PM urged to 'strike motorist deal' - News in brief - Evening Standard
       

PM urged to 'strike motorist deal'

Gordon Brown should "strike a new deal with the motoring public".

The PM should do this by cutting fuel duties when oil prices rise and scrapping his plan to apply new green levies on polluting cars to vehicles which are already on the road, a former minister has said.

The old fuel duty escalator, which pushed petrol taxes up by more the rate of inflation, should be dumped and replaced by a "duty moderator", which would allow reductions when high prices at the pump boost the Treasury's VAT take, said Stephen Ladyman.

The Thanet South MP is one of 10 'New Labour' backbenchers who have set out proposals for policy changes to revive the party's fortunes following last week's by-election defeat in Crewe and Nantwich.

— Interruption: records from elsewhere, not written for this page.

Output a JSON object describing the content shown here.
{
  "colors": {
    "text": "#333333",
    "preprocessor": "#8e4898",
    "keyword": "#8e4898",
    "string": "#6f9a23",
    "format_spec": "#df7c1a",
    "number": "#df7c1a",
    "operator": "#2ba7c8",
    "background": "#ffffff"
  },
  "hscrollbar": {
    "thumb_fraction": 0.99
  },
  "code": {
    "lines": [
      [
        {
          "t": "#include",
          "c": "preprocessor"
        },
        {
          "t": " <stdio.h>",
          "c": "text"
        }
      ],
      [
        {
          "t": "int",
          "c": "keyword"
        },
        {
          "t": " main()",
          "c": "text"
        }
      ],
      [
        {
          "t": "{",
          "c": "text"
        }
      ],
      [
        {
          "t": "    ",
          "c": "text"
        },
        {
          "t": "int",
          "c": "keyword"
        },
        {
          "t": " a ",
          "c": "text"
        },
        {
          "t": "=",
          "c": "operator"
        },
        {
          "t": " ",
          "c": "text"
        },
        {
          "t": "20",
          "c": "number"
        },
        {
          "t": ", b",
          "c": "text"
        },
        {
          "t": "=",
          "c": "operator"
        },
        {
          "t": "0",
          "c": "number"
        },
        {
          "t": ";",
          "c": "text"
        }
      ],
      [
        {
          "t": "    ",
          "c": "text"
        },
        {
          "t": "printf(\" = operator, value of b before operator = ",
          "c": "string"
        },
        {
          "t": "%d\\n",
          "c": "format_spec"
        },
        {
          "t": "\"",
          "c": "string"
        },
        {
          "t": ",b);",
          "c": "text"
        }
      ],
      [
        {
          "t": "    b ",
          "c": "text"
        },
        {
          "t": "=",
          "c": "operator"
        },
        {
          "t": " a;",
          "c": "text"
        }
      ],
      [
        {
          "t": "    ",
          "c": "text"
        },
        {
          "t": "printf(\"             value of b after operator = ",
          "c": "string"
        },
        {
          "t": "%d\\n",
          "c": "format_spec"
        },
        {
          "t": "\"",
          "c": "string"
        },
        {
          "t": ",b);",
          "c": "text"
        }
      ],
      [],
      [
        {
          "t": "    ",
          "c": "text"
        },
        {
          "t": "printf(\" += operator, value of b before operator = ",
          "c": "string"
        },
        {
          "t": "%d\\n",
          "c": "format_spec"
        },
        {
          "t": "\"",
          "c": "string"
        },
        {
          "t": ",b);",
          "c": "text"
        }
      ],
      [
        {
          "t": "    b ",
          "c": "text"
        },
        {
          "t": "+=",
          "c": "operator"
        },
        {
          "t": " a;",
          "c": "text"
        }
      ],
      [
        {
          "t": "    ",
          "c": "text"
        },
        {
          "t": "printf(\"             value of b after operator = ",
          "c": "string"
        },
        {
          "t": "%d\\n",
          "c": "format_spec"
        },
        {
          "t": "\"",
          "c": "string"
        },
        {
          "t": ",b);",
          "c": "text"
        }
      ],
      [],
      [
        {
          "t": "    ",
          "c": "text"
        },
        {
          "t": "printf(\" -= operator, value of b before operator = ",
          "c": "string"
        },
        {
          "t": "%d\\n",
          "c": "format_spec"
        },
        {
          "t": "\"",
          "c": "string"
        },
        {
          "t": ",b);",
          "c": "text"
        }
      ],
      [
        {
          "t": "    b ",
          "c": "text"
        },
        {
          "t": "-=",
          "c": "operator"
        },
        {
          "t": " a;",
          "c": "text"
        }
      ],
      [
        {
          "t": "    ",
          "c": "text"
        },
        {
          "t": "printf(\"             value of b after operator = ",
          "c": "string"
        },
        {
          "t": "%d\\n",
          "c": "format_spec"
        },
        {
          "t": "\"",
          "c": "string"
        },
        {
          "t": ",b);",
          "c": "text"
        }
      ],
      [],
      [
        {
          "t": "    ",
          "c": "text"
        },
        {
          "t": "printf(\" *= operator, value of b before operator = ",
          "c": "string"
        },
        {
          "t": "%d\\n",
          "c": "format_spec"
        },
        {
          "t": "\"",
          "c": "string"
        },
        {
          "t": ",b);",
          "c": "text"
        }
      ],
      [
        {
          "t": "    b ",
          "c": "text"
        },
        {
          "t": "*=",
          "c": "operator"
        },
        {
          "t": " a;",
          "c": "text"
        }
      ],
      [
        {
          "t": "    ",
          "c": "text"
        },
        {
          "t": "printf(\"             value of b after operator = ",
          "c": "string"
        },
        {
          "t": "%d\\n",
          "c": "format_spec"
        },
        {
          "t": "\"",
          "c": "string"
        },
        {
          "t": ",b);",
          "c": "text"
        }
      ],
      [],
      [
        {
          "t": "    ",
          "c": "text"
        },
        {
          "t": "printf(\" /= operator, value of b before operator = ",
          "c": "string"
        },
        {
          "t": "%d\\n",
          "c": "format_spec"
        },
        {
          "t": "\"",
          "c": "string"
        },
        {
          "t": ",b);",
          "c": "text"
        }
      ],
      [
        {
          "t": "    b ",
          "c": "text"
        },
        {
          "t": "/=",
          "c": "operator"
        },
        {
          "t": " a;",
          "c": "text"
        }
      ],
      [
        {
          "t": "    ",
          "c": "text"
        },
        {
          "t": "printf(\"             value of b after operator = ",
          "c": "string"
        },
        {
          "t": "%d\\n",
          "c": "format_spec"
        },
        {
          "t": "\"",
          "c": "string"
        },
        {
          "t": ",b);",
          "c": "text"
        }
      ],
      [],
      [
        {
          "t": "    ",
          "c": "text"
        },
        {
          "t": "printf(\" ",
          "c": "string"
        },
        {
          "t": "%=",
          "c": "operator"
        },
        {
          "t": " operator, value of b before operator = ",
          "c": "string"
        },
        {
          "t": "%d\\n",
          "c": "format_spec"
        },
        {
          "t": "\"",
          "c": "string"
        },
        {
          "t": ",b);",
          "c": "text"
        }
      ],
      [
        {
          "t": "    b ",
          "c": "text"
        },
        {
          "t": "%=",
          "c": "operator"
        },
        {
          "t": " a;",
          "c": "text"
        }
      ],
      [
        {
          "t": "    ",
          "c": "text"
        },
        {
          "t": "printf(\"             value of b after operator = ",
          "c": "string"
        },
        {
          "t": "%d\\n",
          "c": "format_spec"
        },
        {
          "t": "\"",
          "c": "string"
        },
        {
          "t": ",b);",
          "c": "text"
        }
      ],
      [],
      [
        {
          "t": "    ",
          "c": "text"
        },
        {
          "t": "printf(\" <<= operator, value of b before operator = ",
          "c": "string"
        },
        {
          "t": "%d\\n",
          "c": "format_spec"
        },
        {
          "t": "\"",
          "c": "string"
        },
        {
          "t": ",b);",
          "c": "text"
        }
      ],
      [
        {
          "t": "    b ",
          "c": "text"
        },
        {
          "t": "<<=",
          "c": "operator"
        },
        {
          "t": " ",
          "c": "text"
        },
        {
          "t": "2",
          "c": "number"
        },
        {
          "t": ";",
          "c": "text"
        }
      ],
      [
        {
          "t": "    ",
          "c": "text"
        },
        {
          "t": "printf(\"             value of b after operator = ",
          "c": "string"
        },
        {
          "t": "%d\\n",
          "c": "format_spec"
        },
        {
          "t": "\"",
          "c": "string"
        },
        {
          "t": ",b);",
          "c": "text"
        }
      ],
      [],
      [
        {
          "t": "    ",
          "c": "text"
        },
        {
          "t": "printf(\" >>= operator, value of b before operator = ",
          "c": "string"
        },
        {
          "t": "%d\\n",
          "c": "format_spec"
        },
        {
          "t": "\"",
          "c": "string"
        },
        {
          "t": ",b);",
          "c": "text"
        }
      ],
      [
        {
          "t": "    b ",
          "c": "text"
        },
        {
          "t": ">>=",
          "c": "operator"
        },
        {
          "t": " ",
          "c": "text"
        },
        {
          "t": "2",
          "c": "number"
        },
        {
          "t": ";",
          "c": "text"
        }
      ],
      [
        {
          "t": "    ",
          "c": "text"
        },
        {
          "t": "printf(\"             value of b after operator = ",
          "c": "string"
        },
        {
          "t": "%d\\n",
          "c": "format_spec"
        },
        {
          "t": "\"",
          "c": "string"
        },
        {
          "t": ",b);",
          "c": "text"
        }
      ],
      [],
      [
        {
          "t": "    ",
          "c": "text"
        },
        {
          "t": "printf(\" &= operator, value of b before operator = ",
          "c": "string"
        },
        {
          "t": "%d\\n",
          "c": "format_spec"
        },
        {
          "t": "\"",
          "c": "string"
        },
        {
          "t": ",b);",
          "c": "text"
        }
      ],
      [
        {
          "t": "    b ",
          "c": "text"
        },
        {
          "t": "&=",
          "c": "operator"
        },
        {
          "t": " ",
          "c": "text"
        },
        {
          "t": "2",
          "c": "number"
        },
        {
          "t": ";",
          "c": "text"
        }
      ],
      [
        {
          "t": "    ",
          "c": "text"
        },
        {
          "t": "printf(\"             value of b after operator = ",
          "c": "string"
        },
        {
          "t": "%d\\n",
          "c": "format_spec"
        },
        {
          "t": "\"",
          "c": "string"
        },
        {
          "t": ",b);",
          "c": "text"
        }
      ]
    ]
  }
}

Some of their proposals would mean a sharp shift away from Mr Brown's programme, such as a radical overhaul of tax credits to replace the current complex system with simpler flat-rate support; tax cuts on sensitive goods and services including fuel; and ditching unpopular environmental policies like "pay-as-you-throw" rubbish collection charges.

The MPs - including five former ministers and three serving ministerial aides - set out their ideas in separate essays published on the internet by New Labour magazine Progress.

While each is writing as an individual, Progress said their ideas stem from the conviction that Labour must reconnect with voters and focus relentlessly on their aspirations, which have moved on since 1997.

Dr Ladyman - whose 664 majority makes him one of the MPs most vulnerable to a swing to the Conservatives in 2010 - warned that ministers must recognise Labour voters are also motorists and are more likely to ditch the party than give up their attachment to their cars.

"Motorists understand the need to raise money from fuel duty but they don't believe the fuel duty escalator and recent changes to road tax are fair," he wrote. "So let's start the process of striking our deal with the motoring public by scrapping the fuel duty escalator and replacing it with a duty moderator that recognises that when the price of fuel goes up the Exchequer's VAT take increases and the rate of fuel duty can go down.

"Second, a 'green' tax that you cannot avoid by changing your behaviour is not a 'green' tax, it's just a tax. So, in future, changes to excise duty aimed at encouraging people to drive cleaner cars should never bite on vehicles already on the road but always to new vehicles."